Cairan lain yang dapat digunakan sebagai medium penghantar panas
dalam praktikum ini adalah asam sulfat pekat. Akan tetapi tidak digunakan karena
sangat berbahaya, sebab sifat dari asam sulfat pekat yang mudah menghasilkan
panas dan sifatnya sebagai asam kuat yang dapat merusak jaringan bila terkena
tubuh.
Pada pemanasan dilakukan dibagian segitiga dari labu tile dimaksudkan
agar lebih mudah terjadi aliran panas sehingga suhu dalam labu tile lebih merata.
Pada saat peletakan termometer diberi split agar tekanan di sebelah dalam tetap
sama dengan di sebelah luar sehingga labu tile tidak meledak.
Jarak lebur dari zat yang didapatkan pada pengukuran di laboratorium
harus berada dikedua suhu jarak lebur yang terdapat dalam monografi, atau tidak
boleh berbeda lebih dari 2o dari suhu lebur yang tertera.
Dari hasil pengukuran didapatkan suhu lebur dari aspirin adalah 152oC.
Dan dengan rendamen adalah 107 %. cukup jauh berbeda dengan yang ada di teori
yang mana titik lebur aspirin yaitu 141 oC.
Hal ini dapat disebabkan karena beberapa faktor kesalahan diantaranya

adalah ketidakmurnian bahan-bahan yang digunakan, selain kesalahan pada

penimbangan dan pengukuran juga dapat mempengaruhi jumlah kristal aspirin yang

didapatkan.

BAB V

PENUTUP

A. Kesimpulan

Dari hasil hasil praktikum, dapat diketahui titik lebur dari asam salisilat

secara teoritis adalah 141oC dan titik leburnya berdasarkan hasil praktikum adalah

152oC dengan % rendamen 107%.


B.  Saran

Diharapkan kepada asisten agar selalu mendampingi praktikannya

pada saat praktikum berlangsung untuk mencegah kecelakaan kerja.

Daftar Pustaka

Ditjen POM.1979.Farmakope Indonesia.Departemen Kesehatan Republik Indonesia:Jakarta.

Kosman, R. 2005.Kimia Fisika.

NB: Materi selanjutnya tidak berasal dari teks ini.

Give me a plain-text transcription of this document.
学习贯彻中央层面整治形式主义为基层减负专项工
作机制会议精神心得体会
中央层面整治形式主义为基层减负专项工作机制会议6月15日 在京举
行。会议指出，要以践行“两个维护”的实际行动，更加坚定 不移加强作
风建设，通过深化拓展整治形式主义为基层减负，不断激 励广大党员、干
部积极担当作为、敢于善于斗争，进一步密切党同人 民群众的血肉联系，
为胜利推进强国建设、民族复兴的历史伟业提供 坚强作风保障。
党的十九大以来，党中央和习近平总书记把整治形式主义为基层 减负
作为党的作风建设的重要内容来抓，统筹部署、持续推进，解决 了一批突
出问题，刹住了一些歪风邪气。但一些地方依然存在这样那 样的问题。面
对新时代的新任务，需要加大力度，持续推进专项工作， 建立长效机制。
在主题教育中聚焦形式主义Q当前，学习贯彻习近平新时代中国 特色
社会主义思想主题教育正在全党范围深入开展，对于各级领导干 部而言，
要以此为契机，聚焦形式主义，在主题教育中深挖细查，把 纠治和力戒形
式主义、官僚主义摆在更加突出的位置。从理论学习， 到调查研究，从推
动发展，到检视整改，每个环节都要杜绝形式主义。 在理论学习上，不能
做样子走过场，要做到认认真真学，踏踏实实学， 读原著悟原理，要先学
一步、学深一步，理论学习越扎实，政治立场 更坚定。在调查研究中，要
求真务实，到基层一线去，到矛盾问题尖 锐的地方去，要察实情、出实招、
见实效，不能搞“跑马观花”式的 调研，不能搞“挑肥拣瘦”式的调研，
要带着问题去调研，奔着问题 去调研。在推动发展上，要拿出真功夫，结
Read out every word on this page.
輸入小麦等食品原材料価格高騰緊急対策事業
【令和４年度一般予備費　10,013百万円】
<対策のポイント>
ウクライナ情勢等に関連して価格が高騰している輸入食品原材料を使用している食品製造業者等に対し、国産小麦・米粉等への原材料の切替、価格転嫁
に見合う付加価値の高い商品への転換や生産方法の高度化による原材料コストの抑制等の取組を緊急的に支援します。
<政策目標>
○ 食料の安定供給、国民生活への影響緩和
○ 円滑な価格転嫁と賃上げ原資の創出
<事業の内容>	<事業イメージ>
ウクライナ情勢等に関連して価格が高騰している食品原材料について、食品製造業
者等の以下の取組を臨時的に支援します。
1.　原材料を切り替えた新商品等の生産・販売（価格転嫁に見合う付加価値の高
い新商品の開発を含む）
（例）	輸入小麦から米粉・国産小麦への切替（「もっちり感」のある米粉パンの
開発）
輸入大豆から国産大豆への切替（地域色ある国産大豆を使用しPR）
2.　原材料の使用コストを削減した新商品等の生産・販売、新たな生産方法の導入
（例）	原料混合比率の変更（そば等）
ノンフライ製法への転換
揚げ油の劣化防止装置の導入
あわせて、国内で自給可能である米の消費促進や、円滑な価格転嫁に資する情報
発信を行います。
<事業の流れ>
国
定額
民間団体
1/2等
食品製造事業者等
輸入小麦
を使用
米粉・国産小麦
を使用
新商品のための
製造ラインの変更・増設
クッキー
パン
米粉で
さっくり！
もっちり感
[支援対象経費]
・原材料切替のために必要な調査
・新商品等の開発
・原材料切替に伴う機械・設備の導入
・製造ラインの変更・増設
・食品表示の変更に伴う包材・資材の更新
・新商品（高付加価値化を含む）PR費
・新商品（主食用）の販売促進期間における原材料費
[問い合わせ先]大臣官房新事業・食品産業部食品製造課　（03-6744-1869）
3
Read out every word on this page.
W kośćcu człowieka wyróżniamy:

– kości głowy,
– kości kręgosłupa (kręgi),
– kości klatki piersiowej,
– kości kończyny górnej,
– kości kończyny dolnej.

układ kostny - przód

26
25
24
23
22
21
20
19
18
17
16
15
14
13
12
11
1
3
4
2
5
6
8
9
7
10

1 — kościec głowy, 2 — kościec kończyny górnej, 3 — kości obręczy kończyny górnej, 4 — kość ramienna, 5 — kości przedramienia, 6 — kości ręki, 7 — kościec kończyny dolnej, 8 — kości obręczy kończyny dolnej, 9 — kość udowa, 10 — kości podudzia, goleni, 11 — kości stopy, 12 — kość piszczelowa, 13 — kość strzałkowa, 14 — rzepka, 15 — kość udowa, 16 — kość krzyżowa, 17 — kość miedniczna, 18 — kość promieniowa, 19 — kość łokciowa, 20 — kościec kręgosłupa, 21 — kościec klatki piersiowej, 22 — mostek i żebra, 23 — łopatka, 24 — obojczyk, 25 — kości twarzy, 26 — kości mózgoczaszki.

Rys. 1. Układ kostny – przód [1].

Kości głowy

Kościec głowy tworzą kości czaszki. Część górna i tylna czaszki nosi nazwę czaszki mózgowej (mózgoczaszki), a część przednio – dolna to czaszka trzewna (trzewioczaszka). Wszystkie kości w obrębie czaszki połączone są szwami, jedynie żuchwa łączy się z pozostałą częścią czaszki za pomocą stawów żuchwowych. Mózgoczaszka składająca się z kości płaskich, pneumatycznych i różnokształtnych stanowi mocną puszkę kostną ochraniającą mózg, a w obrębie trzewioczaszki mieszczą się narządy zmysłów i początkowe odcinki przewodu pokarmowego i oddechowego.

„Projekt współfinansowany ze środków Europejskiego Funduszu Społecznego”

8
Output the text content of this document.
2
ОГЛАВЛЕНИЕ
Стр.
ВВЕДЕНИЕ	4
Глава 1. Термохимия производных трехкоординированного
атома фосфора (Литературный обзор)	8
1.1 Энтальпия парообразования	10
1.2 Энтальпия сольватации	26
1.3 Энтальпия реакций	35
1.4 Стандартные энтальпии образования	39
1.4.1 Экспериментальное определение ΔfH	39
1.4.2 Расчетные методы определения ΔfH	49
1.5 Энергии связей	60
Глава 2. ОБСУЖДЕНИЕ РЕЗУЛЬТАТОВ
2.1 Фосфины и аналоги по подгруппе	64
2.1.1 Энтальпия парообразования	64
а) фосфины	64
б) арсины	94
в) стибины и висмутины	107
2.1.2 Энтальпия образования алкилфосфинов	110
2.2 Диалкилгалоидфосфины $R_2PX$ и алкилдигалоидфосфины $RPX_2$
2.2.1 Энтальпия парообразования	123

Universitas Muslim Indonesia:Makassar.

Martin, Alfred dkk.1990.Dasar-dasar Farmasi Fisik dalam Ilmu Farmasetik.Universitas


Indonesia Press:Jakarta.

Rusli.2007.Penuntun Praktikum Kimia Organik Sintesis. Universitas Muslim


Indonesia:Makassar.

Tim Penyusun.2005.Kimia Organik I.Universitas Hasanuddin : Makassar.